Thursday, May 10, 2012

FTC requires alcohol producers to release information about digital marketing


The Federal Trade Commission has required 14 major alcoholic beverage advertisers to provide information for the agency’s fourth major study on the effectiveness of voluntary industry guidelines for reducing advertising and marketing to underage audiences by beer, wine, and distilled spirits manufacturers.

For the first time, the agency will request information on Internet and digital marketing and data collection practices.  As in previous studies, the FTC also will seek advertising expenditure and placement data, and background information about the advertisers’ business practices.

The marketing landscape has changed dramatically since 2008, the last time the FTC collected this kind of information.  Today there is a much greater emphasis on social media. For example, Bacardi has at least seven Facebook pages, with a total of 1.7 million fans, according to David Jernigan, Director of the Center on Alcohol Marketing and Youth (CAMY) at Johns Hopkins University’s Bloomberg School of Public Health. He notes that Captain Morgan Rum has a video game app for iPhones. Many companies connect with consumers through Twitter.

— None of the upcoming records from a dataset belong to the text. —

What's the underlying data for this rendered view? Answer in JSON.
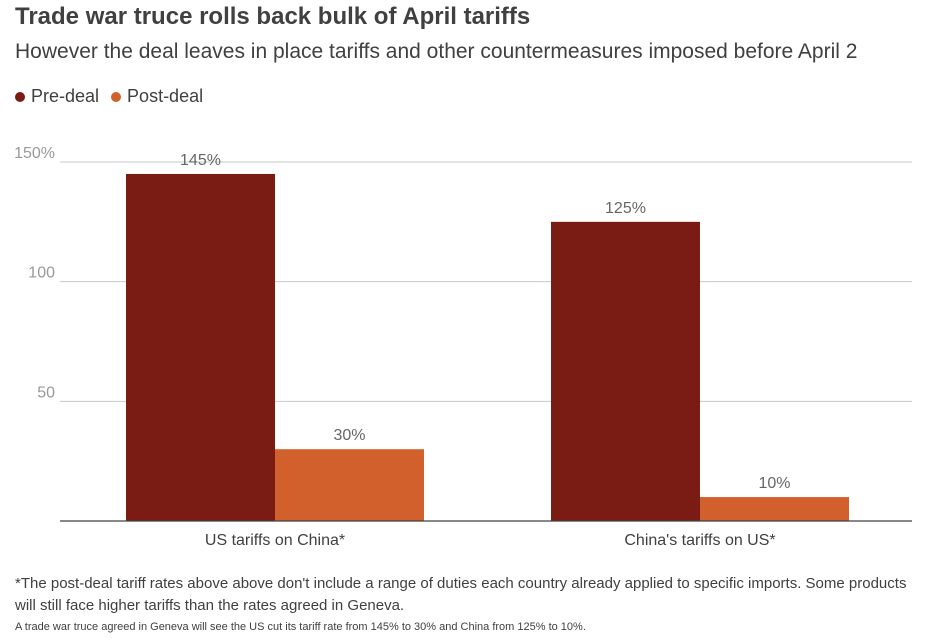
{
  "header": {
    "title": "Trade war truce rolls back bulk of April tariffs",
    "subtitle": "However the deal leaves in place tariffs and other countermeasures imposed before April 2"
  },
  "legend": {
    "items": [
      {
        "label": "Pre-deal",
        "color": "#7b1c14"
      },
      {
        "label": "Post-deal",
        "color": "#d2602c"
      }
    ]
  },
  "chart_data": {
    "type": "bar",
    "title": "Trade war truce rolls back bulk of April tariffs",
    "subtitle": "However the deal leaves in place tariffs and other countermeasures imposed before April 2",
    "categories": [
      "US tariffs on China*",
      "China's tariffs on US*"
    ],
    "series": [
      {
        "name": "Pre-deal",
        "values": [
          145,
          125
        ],
        "labels": [
          "145%",
          "125%"
        ],
        "color": "#7b1c14"
      },
      {
        "name": "Post-deal",
        "values": [
          30,
          10
        ],
        "labels": [
          "30%",
          "10%"
        ],
        "color": "#d2602c"
      }
    ],
    "yticks": [
      50,
      100,
      150
    ],
    "ytick_labels": [
      "50",
      "100",
      "150%"
    ],
    "ylim": [
      0,
      150
    ],
    "grid": true,
    "legend_position": "top-left"
  },
  "footnote": "*The post-deal tariff rates above above don't include a range of duties each country already applied to specific imports. Some products will still face higher tariffs than the rates agreed in Geneva.",
  "source": "A trade war truce agreed in Geneva will see the US cut its tariff rate from 145% to 30% and China from 125% to 10%."
}
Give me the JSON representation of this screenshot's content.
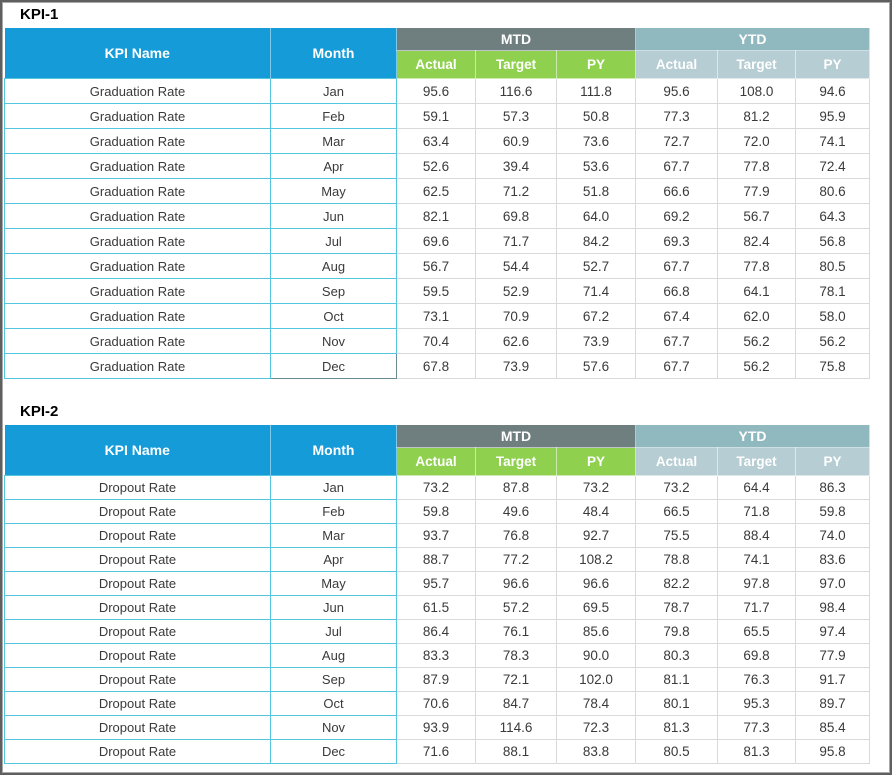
{
  "colors": {
    "header_blue": "#159BD8",
    "mtd_band": "#6F7F80",
    "mtd_sub": "#8FD14F",
    "ytd_band": "#90B9BF",
    "ytd_sub": "#B6CDD3",
    "border_cyan": "#56C5DE",
    "border_gray": "#D9D9D9",
    "frame_gray": "#5F5F5F",
    "text_dark": "#3A3A3A"
  },
  "tables": [
    {
      "label": "KPI-1",
      "headers": {
        "kpi_name": "KPI Name",
        "month": "Month",
        "mtd": "MTD",
        "ytd": "YTD"
      },
      "sub_headers": [
        "Actual",
        "Target",
        "PY"
      ],
      "selected_cell": "Dec",
      "rows": [
        {
          "kpi": "Graduation Rate",
          "month": "Jan",
          "values": [
            "95.6",
            "116.6",
            "111.8",
            "95.6",
            "108.0",
            "94.6"
          ]
        },
        {
          "kpi": "Graduation Rate",
          "month": "Feb",
          "values": [
            "59.1",
            "57.3",
            "50.8",
            "77.3",
            "81.2",
            "95.9"
          ]
        },
        {
          "kpi": "Graduation Rate",
          "month": "Mar",
          "values": [
            "63.4",
            "60.9",
            "73.6",
            "72.7",
            "72.0",
            "74.1"
          ]
        },
        {
          "kpi": "Graduation Rate",
          "month": "Apr",
          "values": [
            "52.6",
            "39.4",
            "53.6",
            "67.7",
            "77.8",
            "72.4"
          ]
        },
        {
          "kpi": "Graduation Rate",
          "month": "May",
          "values": [
            "62.5",
            "71.2",
            "51.8",
            "66.6",
            "77.9",
            "80.6"
          ]
        },
        {
          "kpi": "Graduation Rate",
          "month": "Jun",
          "values": [
            "82.1",
            "69.8",
            "64.0",
            "69.2",
            "56.7",
            "64.3"
          ]
        },
        {
          "kpi": "Graduation Rate",
          "month": "Jul",
          "values": [
            "69.6",
            "71.7",
            "84.2",
            "69.3",
            "82.4",
            "56.8"
          ]
        },
        {
          "kpi": "Graduation Rate",
          "month": "Aug",
          "values": [
            "56.7",
            "54.4",
            "52.7",
            "67.7",
            "77.8",
            "80.5"
          ]
        },
        {
          "kpi": "Graduation Rate",
          "month": "Sep",
          "values": [
            "59.5",
            "52.9",
            "71.4",
            "66.8",
            "64.1",
            "78.1"
          ]
        },
        {
          "kpi": "Graduation Rate",
          "month": "Oct",
          "values": [
            "73.1",
            "70.9",
            "67.2",
            "67.4",
            "62.0",
            "58.0"
          ]
        },
        {
          "kpi": "Graduation Rate",
          "month": "Nov",
          "values": [
            "70.4",
            "62.6",
            "73.9",
            "67.7",
            "56.2",
            "56.2"
          ]
        },
        {
          "kpi": "Graduation Rate",
          "month": "Dec",
          "values": [
            "67.8",
            "73.9",
            "57.6",
            "67.7",
            "56.2",
            "75.8"
          ]
        }
      ]
    },
    {
      "label": "KPI-2",
      "headers": {
        "kpi_name": "KPI Name",
        "month": "Month",
        "mtd": "MTD",
        "ytd": "YTD"
      },
      "sub_headers": [
        "Actual",
        "Target",
        "PY"
      ],
      "selected_cell": null,
      "rows": [
        {
          "kpi": "Dropout Rate",
          "month": "Jan",
          "values": [
            "73.2",
            "87.8",
            "73.2",
            "73.2",
            "64.4",
            "86.3"
          ]
        },
        {
          "kpi": "Dropout Rate",
          "month": "Feb",
          "values": [
            "59.8",
            "49.6",
            "48.4",
            "66.5",
            "71.8",
            "59.8"
          ]
        },
        {
          "kpi": "Dropout Rate",
          "month": "Mar",
          "values": [
            "93.7",
            "76.8",
            "92.7",
            "75.5",
            "88.4",
            "74.0"
          ]
        },
        {
          "kpi": "Dropout Rate",
          "month": "Apr",
          "values": [
            "88.7",
            "77.2",
            "108.2",
            "78.8",
            "74.1",
            "83.6"
          ]
        },
        {
          "kpi": "Dropout Rate",
          "month": "May",
          "values": [
            "95.7",
            "96.6",
            "96.6",
            "82.2",
            "97.8",
            "97.0"
          ]
        },
        {
          "kpi": "Dropout Rate",
          "month": "Jun",
          "values": [
            "61.5",
            "57.2",
            "69.5",
            "78.7",
            "71.7",
            "98.4"
          ]
        },
        {
          "kpi": "Dropout Rate",
          "month": "Jul",
          "values": [
            "86.4",
            "76.1",
            "85.6",
            "79.8",
            "65.5",
            "97.4"
          ]
        },
        {
          "kpi": "Dropout Rate",
          "month": "Aug",
          "values": [
            "83.3",
            "78.3",
            "90.0",
            "80.3",
            "69.8",
            "77.9"
          ]
        },
        {
          "kpi": "Dropout Rate",
          "month": "Sep",
          "values": [
            "87.9",
            "72.1",
            "102.0",
            "81.1",
            "76.3",
            "91.7"
          ]
        },
        {
          "kpi": "Dropout Rate",
          "month": "Oct",
          "values": [
            "70.6",
            "84.7",
            "78.4",
            "80.1",
            "95.3",
            "89.7"
          ]
        },
        {
          "kpi": "Dropout Rate",
          "month": "Nov",
          "values": [
            "93.9",
            "114.6",
            "72.3",
            "81.3",
            "77.3",
            "85.4"
          ]
        },
        {
          "kpi": "Dropout Rate",
          "month": "Dec",
          "values": [
            "71.6",
            "88.1",
            "83.8",
            "80.5",
            "81.3",
            "95.8"
          ]
        }
      ]
    }
  ]
}
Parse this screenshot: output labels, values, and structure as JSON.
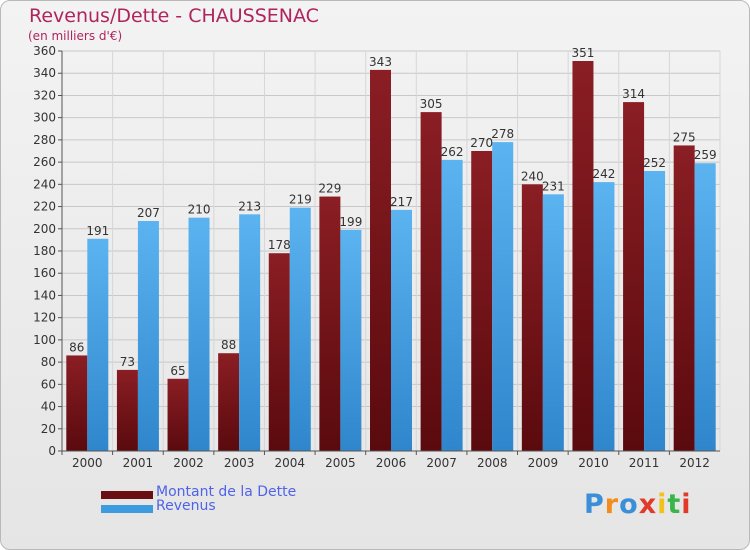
{
  "header": {
    "title": "Revenus/Dette - CHAUSSENAC",
    "subtitle": "(en milliers d'€)"
  },
  "legend": [
    {
      "label": "Montant de la Dette",
      "color": "#7a1418"
    },
    {
      "label": "Revenus",
      "color": "#3d9be0"
    }
  ],
  "logo": {
    "text": "Proxiti",
    "letters": [
      "P",
      "r",
      "o",
      "x",
      "i",
      "t",
      "i"
    ],
    "colors": [
      "#3a8fd8",
      "#f28c1a",
      "#3a8fd8",
      "#e23a2a",
      "#f2c21a",
      "#3ab54a",
      "#e23a2a"
    ]
  },
  "chart_data": {
    "type": "bar",
    "categories": [
      "2000",
      "2001",
      "2002",
      "2003",
      "2004",
      "2005",
      "2006",
      "2007",
      "2008",
      "2009",
      "2010",
      "2011",
      "2012"
    ],
    "series": [
      {
        "name": "Montant de la Dette",
        "values": [
          86,
          73,
          65,
          88,
          178,
          229,
          343,
          305,
          270,
          240,
          351,
          314,
          275
        ],
        "color": "#7a1418"
      },
      {
        "name": "Revenus",
        "values": [
          191,
          207,
          210,
          213,
          219,
          199,
          217,
          262,
          278,
          231,
          242,
          252,
          259
        ],
        "color": "#3d9be0"
      }
    ],
    "ylim": [
      0,
      360
    ],
    "yticks": [
      0,
      20,
      40,
      60,
      80,
      100,
      120,
      140,
      160,
      180,
      200,
      220,
      240,
      260,
      280,
      300,
      320,
      340,
      360
    ],
    "grid": true,
    "legend_position": "bottom-left",
    "title": "Revenus/Dette - CHAUSSENAC",
    "ylabel": "(en milliers d'€)"
  }
}
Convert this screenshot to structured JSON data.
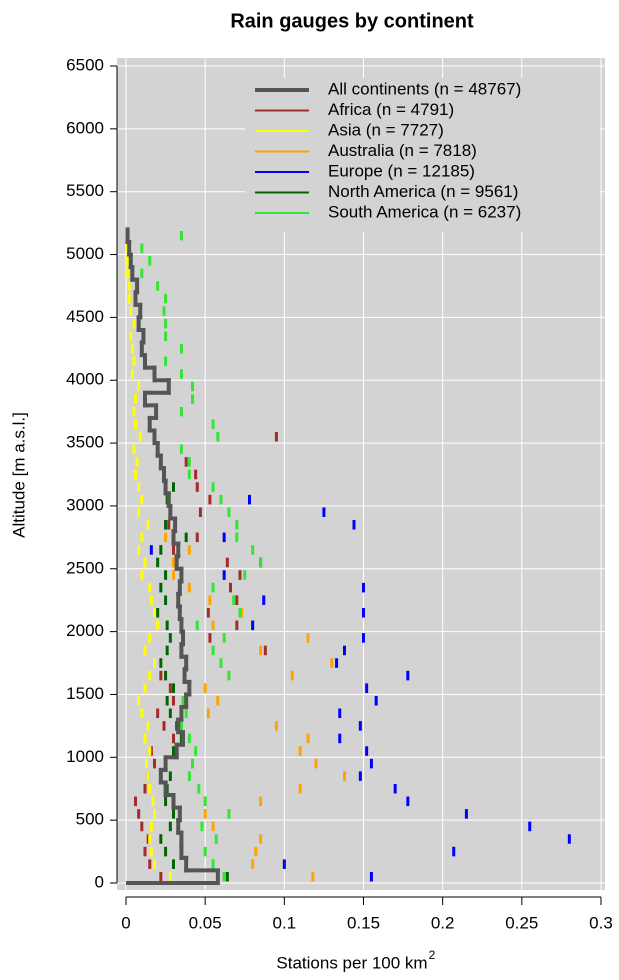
{
  "chart_data": {
    "type": "dash-profile",
    "title": "Rain gauges by continent",
    "x_label": "Stations per 100 km",
    "x_label_superscript": "2",
    "y_label": "Altitude [m a.s.l.]",
    "xlim": [
      0,
      0.3
    ],
    "xticks": [
      0,
      0.05,
      0.1,
      0.15,
      0.2,
      0.25,
      0.3
    ],
    "ylim": [
      0,
      6500
    ],
    "yticks": [
      0,
      500,
      1000,
      1500,
      2000,
      2500,
      3000,
      3500,
      4000,
      4500,
      5000,
      5500,
      6000,
      6500
    ],
    "grid": true,
    "legend": "top-right",
    "background": "#d3d3d3",
    "bin_height": 100,
    "series": [
      {
        "name": "All continents (n = 48767)",
        "color": "#555555",
        "type": "step",
        "altitudes": [
          0,
          100,
          200,
          300,
          400,
          500,
          600,
          700,
          800,
          900,
          1000,
          1100,
          1200,
          1300,
          1400,
          1500,
          1600,
          1700,
          1800,
          1900,
          2000,
          2100,
          2200,
          2300,
          2400,
          2500,
          2600,
          2700,
          2800,
          2900,
          3000,
          3100,
          3200,
          3300,
          3400,
          3500,
          3600,
          3700,
          3800,
          3900,
          4000,
          4100,
          4200,
          4300,
          4400,
          4500,
          4600,
          4700,
          4800,
          4900,
          5000,
          5100
        ],
        "values": [
          0.058,
          0.038,
          0.035,
          0.035,
          0.033,
          0.034,
          0.03,
          0.025,
          0.022,
          0.025,
          0.032,
          0.036,
          0.033,
          0.035,
          0.038,
          0.04,
          0.037,
          0.038,
          0.035,
          0.036,
          0.035,
          0.034,
          0.033,
          0.034,
          0.035,
          0.032,
          0.033,
          0.03,
          0.031,
          0.028,
          0.027,
          0.025,
          0.024,
          0.022,
          0.02,
          0.018,
          0.015,
          0.019,
          0.012,
          0.027,
          0.018,
          0.012,
          0.01,
          0.011,
          0.008,
          0.009,
          0.006,
          0.007,
          0.004,
          0.003,
          0.002,
          0.001
        ]
      },
      {
        "name": "Africa (n = 4791)",
        "color": "#a52a2a",
        "type": "dash",
        "altitudes": [
          0,
          100,
          200,
          300,
          400,
          500,
          600,
          700,
          800,
          900,
          1000,
          1100,
          1200,
          1300,
          1400,
          1500,
          1600,
          1700,
          1800,
          1900,
          2000,
          2100,
          2200,
          2300,
          2400,
          2500,
          2600,
          2700,
          2800,
          2900,
          3000,
          3100,
          3200,
          3300,
          3500
        ],
        "values": [
          0.022,
          0.015,
          0.012,
          0.014,
          0.01,
          0.008,
          0.006,
          0.012,
          0.014,
          0.018,
          0.016,
          0.03,
          0.024,
          0.02,
          0.03,
          0.028,
          0.022,
          0.038,
          0.088,
          0.053,
          0.07,
          0.052,
          0.07,
          0.066,
          0.072,
          0.064,
          0.03,
          0.045,
          0.027,
          0.047,
          0.053,
          0.045,
          0.044,
          0.038,
          0.095
        ]
      },
      {
        "name": "Asia (n = 7727)",
        "color": "#ffff00",
        "type": "dash",
        "altitudes": [
          0,
          100,
          200,
          300,
          400,
          500,
          600,
          700,
          800,
          900,
          1000,
          1100,
          1200,
          1300,
          1400,
          1500,
          1600,
          1700,
          1800,
          1900,
          2000,
          2100,
          2200,
          2300,
          2400,
          2500,
          2600,
          2700,
          2800,
          2900,
          3000,
          3100,
          3200,
          3300,
          3400,
          3500,
          3600,
          3700,
          3800,
          3900,
          4000,
          4100,
          4200,
          4300,
          4400,
          4500,
          4600,
          4700,
          4800,
          4900,
          5000
        ],
        "values": [
          0.028,
          0.018,
          0.016,
          0.015,
          0.016,
          0.018,
          0.017,
          0.015,
          0.014,
          0.013,
          0.015,
          0.012,
          0.014,
          0.01,
          0.008,
          0.012,
          0.015,
          0.018,
          0.012,
          0.015,
          0.02,
          0.018,
          0.016,
          0.015,
          0.01,
          0.012,
          0.008,
          0.01,
          0.014,
          0.008,
          0.01,
          0.008,
          0.006,
          0.007,
          0.005,
          0.009,
          0.006,
          0.005,
          0.006,
          0.008,
          0.004,
          0.005,
          0.004,
          0.003,
          0.005,
          0.003,
          0.002,
          0.002,
          0.001,
          0.001,
          0.001
        ]
      },
      {
        "name": "Australia (n = 7818)",
        "color": "#ffa500",
        "type": "dash",
        "altitudes": [
          0,
          100,
          200,
          300,
          400,
          500,
          600,
          700,
          800,
          900,
          1000,
          1100,
          1200,
          1300,
          1400,
          1500,
          1600,
          1700,
          1800,
          1900,
          2000,
          2100,
          2200,
          2300,
          2400,
          2500,
          2600,
          2700
        ],
        "values": [
          0.118,
          0.08,
          0.082,
          0.085,
          0.055,
          0.05,
          0.085,
          0.11,
          0.138,
          0.12,
          0.11,
          0.115,
          0.095,
          0.052,
          0.058,
          0.05,
          0.105,
          0.13,
          0.085,
          0.115,
          0.055,
          0.073,
          0.053,
          0.04,
          0.03,
          0.03,
          0.04,
          0.025
        ]
      },
      {
        "name": "Europe (n = 12185)",
        "color": "#0000ff",
        "type": "dash",
        "altitudes": [
          0,
          100,
          200,
          300,
          400,
          500,
          600,
          700,
          800,
          900,
          1000,
          1100,
          1200,
          1300,
          1400,
          1500,
          1600,
          1700,
          1800,
          1900,
          2000,
          2100,
          2200,
          2300,
          2400,
          2500,
          2600,
          2700,
          2800,
          2900,
          3000
        ],
        "values": [
          0.155,
          0.1,
          0.207,
          0.28,
          0.255,
          0.215,
          0.178,
          0.17,
          0.148,
          0.155,
          0.152,
          0.135,
          0.148,
          0.135,
          0.158,
          0.152,
          0.178,
          0.133,
          0.138,
          0.15,
          0.08,
          0.15,
          0.087,
          0.15,
          0.062,
          0.085,
          0.016,
          0.062,
          0.144,
          0.125,
          0.078
        ]
      },
      {
        "name": "North America (n = 9561)",
        "color": "#006400",
        "type": "dash",
        "altitudes": [
          0,
          100,
          200,
          300,
          400,
          500,
          600,
          700,
          800,
          900,
          1000,
          1100,
          1200,
          1300,
          1400,
          1500,
          1600,
          1700,
          1800,
          1900,
          2000,
          2100,
          2200,
          2300,
          2400,
          2500,
          2600,
          2700,
          2800,
          2900,
          3000,
          3100
        ],
        "values": [
          0.064,
          0.03,
          0.025,
          0.022,
          0.028,
          0.03,
          0.025,
          0.026,
          0.028,
          0.025,
          0.03,
          0.035,
          0.032,
          0.028,
          0.026,
          0.03,
          0.025,
          0.022,
          0.026,
          0.028,
          0.026,
          0.02,
          0.025,
          0.022,
          0.025,
          0.02,
          0.022,
          0.038,
          0.025,
          0.028,
          0.026,
          0.03
        ]
      },
      {
        "name": "South America (n = 6237)",
        "color": "#33e633",
        "type": "dash",
        "altitudes": [
          0,
          100,
          200,
          300,
          400,
          500,
          600,
          700,
          800,
          900,
          1000,
          1100,
          1200,
          1300,
          1400,
          1500,
          1600,
          1700,
          1800,
          1900,
          2000,
          2100,
          2200,
          2300,
          2400,
          2500,
          2600,
          2700,
          2800,
          2900,
          3000,
          3100,
          3200,
          3300,
          3400,
          3500,
          3600,
          3700,
          3800,
          3900,
          4000,
          4100,
          4200,
          4300,
          4400,
          4500,
          4600,
          4700,
          4800,
          4900,
          5000,
          5100
        ],
        "values": [
          0.062,
          0.055,
          0.05,
          0.057,
          0.048,
          0.065,
          0.05,
          0.046,
          0.04,
          0.042,
          0.044,
          0.04,
          0.035,
          0.038,
          0.036,
          0.04,
          0.065,
          0.06,
          0.055,
          0.062,
          0.045,
          0.072,
          0.068,
          0.055,
          0.075,
          0.085,
          0.08,
          0.07,
          0.07,
          0.065,
          0.06,
          0.055,
          0.04,
          0.04,
          0.035,
          0.058,
          0.055,
          0.035,
          0.042,
          0.042,
          0.035,
          0.025,
          0.035,
          0.025,
          0.025,
          0.024,
          0.025,
          0.02,
          0.01,
          0.015,
          0.01,
          0.035
        ]
      }
    ]
  }
}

Jernigan says that outside of regulating “unfair or misleading” advertising, the FTC generally allows the alcohol industry to set its own ad guidelines.  See the April 20 post about how one alcoholic beverage company gets around some of its own guidelines.  The Centers for Disease Control and Prevention (CDC) recently released a video describing the problem of binge drinking including the increase in youth exposure to alcohol advertising in recent years.